I get the feeling I will have a similar recall and reaction to Rain, the new graphic novel by Mary Talbot and Bryan Talbot, published by Jonathan Cape, with funding from the National Lottery and the Arts Council of England. That they are both government-funded projects makes the contents of this graphic novel quote ironic.
Because Rain is just as political a polemic as Breaking Free, with a similar use of argument. and back and forth discussion within the movement as a way to get information across – although the emphasis here is environmental care over clas struggle – though there is a strong element of that. Breaking Free was of the city, this is of the countryside and county towns.
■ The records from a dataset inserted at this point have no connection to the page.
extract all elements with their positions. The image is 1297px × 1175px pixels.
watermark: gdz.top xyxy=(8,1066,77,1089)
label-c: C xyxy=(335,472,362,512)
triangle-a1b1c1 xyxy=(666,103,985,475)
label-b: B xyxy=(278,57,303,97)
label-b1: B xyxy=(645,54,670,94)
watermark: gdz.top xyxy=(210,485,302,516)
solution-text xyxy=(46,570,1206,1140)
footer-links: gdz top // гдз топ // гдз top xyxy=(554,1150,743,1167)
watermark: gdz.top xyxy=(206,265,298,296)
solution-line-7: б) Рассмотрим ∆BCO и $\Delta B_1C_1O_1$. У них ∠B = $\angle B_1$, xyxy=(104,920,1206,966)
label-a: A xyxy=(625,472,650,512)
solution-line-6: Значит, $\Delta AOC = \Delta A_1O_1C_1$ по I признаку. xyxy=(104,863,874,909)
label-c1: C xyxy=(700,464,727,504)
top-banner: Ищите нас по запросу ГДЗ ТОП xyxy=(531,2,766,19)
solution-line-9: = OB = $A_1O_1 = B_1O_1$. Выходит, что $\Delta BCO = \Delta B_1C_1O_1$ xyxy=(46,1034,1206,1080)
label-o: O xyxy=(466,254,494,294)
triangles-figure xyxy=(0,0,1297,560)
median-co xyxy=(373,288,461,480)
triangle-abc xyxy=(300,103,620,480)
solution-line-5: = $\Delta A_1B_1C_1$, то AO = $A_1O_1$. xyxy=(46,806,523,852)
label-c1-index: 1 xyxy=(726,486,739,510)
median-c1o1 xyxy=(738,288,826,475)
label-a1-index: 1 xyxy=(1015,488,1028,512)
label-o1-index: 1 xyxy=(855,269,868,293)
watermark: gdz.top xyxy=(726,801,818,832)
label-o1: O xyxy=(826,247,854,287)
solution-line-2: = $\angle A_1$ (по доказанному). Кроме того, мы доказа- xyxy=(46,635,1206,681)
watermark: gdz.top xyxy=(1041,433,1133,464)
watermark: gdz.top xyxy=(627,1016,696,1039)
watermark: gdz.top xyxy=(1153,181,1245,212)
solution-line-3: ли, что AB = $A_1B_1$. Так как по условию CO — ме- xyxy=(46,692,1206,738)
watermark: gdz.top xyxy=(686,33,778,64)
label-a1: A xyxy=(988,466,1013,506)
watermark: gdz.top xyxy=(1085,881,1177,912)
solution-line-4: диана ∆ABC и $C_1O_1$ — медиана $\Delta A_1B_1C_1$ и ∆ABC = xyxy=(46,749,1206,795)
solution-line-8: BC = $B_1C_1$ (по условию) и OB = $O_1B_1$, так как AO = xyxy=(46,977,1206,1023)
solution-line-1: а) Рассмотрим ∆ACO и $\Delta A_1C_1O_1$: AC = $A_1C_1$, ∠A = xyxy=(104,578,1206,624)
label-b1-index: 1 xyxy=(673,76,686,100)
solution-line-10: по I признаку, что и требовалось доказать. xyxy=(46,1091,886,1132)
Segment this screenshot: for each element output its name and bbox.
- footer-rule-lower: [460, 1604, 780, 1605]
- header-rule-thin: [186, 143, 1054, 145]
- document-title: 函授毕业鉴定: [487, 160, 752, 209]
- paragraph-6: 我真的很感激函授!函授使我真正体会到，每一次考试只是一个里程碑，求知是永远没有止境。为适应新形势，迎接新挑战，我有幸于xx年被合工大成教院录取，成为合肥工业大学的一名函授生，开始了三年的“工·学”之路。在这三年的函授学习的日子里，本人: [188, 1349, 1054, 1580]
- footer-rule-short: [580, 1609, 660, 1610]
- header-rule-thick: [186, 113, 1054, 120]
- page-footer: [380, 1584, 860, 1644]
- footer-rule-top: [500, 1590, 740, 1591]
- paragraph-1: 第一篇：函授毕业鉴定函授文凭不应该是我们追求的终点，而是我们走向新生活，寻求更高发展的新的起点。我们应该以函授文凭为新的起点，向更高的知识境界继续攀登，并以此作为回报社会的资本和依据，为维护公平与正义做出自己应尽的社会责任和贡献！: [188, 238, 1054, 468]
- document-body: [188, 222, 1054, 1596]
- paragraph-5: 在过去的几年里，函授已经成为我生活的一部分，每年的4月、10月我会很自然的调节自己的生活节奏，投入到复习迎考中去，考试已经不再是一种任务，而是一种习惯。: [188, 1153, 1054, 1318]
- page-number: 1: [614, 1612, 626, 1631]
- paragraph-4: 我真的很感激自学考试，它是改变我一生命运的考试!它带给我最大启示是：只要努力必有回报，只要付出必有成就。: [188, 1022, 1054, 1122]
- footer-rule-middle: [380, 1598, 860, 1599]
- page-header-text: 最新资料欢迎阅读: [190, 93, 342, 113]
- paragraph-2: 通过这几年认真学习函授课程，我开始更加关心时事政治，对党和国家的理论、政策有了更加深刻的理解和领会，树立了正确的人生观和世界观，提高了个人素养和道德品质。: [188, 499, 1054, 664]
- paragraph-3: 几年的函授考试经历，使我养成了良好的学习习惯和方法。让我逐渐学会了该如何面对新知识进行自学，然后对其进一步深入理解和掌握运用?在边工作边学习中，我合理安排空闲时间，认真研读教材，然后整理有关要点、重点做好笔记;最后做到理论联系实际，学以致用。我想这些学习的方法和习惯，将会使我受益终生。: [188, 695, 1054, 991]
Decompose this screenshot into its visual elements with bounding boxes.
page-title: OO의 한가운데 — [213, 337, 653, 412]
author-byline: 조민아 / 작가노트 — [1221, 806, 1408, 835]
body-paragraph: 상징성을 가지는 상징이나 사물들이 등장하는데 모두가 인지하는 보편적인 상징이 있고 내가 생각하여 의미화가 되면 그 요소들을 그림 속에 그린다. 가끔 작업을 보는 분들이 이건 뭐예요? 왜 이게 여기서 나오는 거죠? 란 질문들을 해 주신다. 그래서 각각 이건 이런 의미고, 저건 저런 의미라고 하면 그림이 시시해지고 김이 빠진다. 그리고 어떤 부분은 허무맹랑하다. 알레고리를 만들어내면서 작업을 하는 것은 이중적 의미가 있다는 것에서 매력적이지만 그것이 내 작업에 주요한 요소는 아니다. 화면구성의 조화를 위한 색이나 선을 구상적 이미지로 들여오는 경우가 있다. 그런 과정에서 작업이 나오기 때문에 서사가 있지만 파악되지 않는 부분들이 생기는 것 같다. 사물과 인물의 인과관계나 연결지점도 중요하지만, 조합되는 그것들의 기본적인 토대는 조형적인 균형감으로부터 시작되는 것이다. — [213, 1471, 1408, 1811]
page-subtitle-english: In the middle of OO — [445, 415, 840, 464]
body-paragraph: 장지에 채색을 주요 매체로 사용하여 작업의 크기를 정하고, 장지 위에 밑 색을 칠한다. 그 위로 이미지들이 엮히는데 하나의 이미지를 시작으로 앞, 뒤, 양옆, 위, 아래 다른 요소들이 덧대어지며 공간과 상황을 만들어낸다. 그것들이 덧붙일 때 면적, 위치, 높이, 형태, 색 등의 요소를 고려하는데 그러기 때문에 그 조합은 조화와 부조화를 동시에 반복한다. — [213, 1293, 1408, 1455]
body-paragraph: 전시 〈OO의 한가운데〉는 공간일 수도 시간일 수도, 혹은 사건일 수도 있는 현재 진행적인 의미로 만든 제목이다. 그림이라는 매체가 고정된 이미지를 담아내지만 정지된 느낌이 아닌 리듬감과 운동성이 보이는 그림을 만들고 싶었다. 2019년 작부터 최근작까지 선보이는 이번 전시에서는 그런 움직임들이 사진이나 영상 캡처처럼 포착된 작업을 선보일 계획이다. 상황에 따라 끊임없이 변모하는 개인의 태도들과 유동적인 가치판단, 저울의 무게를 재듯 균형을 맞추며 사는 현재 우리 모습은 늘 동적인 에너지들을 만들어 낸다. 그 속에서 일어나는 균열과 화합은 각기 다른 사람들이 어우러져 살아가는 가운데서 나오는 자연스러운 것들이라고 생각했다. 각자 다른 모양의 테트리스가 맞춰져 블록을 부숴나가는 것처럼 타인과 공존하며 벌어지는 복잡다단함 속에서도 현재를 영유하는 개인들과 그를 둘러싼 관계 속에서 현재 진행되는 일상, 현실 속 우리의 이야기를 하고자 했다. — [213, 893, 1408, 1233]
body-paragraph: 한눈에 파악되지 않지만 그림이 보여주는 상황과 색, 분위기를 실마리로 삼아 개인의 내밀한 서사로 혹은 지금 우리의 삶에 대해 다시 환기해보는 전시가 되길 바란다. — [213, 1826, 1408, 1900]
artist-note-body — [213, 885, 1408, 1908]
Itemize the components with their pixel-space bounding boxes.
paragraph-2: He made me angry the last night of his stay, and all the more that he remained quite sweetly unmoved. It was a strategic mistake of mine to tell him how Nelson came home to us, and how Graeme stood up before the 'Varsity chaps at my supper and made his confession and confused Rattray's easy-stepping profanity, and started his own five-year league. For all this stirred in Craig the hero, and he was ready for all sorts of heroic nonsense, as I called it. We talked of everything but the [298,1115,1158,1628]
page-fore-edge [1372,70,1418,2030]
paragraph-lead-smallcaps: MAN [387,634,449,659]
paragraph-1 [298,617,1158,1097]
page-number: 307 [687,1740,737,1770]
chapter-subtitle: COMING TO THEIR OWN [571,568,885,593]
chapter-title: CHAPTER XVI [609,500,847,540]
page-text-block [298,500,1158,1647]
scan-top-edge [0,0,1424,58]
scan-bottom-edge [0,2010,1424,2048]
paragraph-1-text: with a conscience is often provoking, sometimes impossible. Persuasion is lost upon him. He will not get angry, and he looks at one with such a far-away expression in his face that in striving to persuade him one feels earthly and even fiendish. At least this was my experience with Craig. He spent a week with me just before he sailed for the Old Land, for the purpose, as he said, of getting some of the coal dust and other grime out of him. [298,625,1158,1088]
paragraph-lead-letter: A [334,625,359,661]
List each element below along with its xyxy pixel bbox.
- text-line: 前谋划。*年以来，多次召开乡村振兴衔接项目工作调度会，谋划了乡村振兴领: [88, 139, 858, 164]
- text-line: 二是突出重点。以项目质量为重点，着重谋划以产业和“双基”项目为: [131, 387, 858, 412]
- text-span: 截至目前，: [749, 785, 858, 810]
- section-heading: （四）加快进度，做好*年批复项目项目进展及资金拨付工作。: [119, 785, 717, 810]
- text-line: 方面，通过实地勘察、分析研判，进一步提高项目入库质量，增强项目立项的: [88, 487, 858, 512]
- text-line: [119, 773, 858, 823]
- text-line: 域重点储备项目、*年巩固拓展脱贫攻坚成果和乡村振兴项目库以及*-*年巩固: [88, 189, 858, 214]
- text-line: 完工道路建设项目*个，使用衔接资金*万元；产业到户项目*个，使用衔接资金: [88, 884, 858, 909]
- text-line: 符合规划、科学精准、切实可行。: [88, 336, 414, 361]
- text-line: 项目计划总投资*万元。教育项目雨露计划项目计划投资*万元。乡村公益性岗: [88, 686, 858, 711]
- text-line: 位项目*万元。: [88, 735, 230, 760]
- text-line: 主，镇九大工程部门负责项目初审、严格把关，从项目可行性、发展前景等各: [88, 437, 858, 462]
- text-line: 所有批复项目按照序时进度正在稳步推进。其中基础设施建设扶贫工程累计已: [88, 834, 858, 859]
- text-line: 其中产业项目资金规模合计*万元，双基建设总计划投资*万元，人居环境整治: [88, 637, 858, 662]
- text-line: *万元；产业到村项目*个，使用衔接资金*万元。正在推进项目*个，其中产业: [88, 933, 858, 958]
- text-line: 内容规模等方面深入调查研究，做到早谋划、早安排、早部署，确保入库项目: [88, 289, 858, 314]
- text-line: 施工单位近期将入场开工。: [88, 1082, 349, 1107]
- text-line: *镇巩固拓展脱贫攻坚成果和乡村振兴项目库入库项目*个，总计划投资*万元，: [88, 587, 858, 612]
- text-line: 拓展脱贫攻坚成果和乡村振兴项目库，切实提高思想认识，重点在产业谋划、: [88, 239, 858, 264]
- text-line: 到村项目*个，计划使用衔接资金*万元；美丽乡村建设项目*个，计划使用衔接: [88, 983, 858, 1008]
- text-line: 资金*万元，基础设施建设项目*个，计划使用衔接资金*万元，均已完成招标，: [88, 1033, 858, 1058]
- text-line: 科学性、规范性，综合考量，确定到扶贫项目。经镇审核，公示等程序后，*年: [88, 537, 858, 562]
And it seems inspired by the flooding of 2 Tone Comics in Hebden Bridge, covered extensively by Bleeding Cool at the time, as well as their fundraising projects. That all happened around Christmas 2015, and Rain is set in the three years leading up to that flooding, with the people living in and around Hebden Bridge. The comic focuses on the lives of two girlfriends, Cathy and Mitch, living in and around each other's lives, Mitch a committed environmental campaigner, Cathy, dipping her toes into the whole idea. And yes, 'Cathy' and the Bronte moorlands around are noted and notable. And Bryan Talbot uses the skills we saw in One Bad Rat to draw nature in all its detail and complexity around them, as the arguments are made. Some of it is beautiful, some intentionally ugly, with different palettes used for very different moods and events. The scenes inside houses, or around man-made structures are often monochrome, contrasting against the colours of nature – and ints only the plants inside that bring the colour in. The reds jutting out from scenes like warning signs and even a broken plant plot in the opening scenes being given a life story through the rest of the comic.
There is conflict within the movement of course, with different agendas, attitudes and extremity of action often butt up against each other, as well as groups coming from very different worlds – with different ideas of what should be preserved and why. Sometimes Rain seems nothing more than a lecture, but usually just before it breaks out into a panoramic view of a world to be celebrated and cherished – just as Mitch and Cathy cherish each other. And we see how one seed planted can grow and grow and grow.